Challenges and Opportunities in Computing with NCFET

The inability of transistors to switch faster than 60mV/decade is one of the fundamental limits in physics for technology scaling, which had prevented the continuation of Dennard’s scaling more than a decade ago. As a result, on-chip power densities continuously increases with every new generation leading to excessive temperatures that seriously degrade the reliability of chips. In addition, technology scaling is reaching limits in which displacing few atoms within transistors, due to aging phenomena such Bias Temperature Instability (BTI) and Hot-Carrier Injection (HCI), provokes uncertainty that may cause catastrophic errors during operation. Due to the inevitable need to include wider and wider timing guardbands towards sustaining reliability for the entire projected lifetime, the customary trend in which performance is gained with technology scaling becomes very difficult.

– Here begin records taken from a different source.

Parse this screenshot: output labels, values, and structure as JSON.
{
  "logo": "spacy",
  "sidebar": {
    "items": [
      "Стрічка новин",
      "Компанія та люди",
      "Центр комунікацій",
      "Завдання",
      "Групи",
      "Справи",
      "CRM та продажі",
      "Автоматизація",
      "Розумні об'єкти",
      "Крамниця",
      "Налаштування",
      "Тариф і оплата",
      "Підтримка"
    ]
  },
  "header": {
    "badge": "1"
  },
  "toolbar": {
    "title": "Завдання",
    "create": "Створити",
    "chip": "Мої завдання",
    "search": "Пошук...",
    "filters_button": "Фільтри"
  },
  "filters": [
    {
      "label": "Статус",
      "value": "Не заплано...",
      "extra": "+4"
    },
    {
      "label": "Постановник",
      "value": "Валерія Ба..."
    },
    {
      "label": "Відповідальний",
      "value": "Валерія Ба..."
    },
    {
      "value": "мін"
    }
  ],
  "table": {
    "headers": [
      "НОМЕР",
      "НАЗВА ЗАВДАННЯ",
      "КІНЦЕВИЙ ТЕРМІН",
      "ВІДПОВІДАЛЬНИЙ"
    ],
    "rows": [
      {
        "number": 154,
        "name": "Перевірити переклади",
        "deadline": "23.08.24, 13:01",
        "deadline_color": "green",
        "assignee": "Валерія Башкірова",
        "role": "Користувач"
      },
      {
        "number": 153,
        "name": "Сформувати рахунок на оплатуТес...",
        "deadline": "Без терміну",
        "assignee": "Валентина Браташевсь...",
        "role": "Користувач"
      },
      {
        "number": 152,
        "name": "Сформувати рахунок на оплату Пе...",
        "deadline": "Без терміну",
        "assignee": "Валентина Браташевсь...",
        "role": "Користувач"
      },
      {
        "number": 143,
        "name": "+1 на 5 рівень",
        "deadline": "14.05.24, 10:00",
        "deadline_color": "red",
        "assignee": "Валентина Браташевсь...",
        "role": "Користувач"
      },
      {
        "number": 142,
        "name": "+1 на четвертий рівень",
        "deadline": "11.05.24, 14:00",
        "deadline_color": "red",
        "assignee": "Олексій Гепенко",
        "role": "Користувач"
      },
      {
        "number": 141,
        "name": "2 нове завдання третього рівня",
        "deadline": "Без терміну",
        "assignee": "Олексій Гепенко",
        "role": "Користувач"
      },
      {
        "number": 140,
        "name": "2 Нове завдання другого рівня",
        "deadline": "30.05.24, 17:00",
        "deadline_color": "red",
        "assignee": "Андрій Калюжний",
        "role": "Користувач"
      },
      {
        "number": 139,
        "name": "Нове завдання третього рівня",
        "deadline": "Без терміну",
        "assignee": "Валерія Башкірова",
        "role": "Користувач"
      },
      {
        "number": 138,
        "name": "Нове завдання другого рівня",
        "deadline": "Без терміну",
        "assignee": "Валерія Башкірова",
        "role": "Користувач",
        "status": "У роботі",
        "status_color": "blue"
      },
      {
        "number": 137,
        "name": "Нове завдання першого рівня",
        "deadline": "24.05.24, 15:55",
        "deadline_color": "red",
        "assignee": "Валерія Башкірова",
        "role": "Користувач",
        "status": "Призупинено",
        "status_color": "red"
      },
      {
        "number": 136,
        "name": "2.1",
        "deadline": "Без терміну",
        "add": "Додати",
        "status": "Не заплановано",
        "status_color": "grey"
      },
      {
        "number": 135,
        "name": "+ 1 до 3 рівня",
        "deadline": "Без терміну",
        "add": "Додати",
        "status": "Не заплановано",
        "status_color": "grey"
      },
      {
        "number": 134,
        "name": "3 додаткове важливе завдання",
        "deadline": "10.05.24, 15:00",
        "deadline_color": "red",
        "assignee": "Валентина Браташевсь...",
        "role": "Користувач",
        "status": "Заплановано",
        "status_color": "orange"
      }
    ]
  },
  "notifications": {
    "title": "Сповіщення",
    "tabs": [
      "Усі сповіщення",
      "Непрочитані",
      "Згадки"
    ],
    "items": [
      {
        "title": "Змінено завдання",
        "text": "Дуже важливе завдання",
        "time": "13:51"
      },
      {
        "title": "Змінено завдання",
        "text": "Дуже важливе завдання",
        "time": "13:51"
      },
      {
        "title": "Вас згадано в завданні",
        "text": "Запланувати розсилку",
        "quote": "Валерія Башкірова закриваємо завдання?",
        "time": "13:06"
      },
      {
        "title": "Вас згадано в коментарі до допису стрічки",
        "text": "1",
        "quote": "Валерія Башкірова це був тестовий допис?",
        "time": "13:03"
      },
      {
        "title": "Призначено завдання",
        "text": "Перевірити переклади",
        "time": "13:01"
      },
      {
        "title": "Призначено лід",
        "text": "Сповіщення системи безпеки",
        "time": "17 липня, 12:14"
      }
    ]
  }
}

Negative-Capacitance Field-Effect Transistor (NCFET) is emerging as a promising new technology with various advantages as well as new challenges compared to conventional CMOS technology. NCFET technology can operate at lower voltage while they may still provide the same level of performance. While the exact trade-offs are still to be explored, it is obvious that lower power designs are possible. However, employing NCFET technology will have significant effect on circuits, architecture and system level management techniques. For example, as opposed to conventional CMOS technology, the power consumption: particularly the leakage current may have an inverse tendency as a function of the supply voltage. That means that conventional power management techniques for multi-core will not work any longer since they would lead to sub-optimal results depending on system-level workload properties. These are some examples of the implications at the architectural and system level that will be discussed during this talk after a short general introduction to the NCFET technology.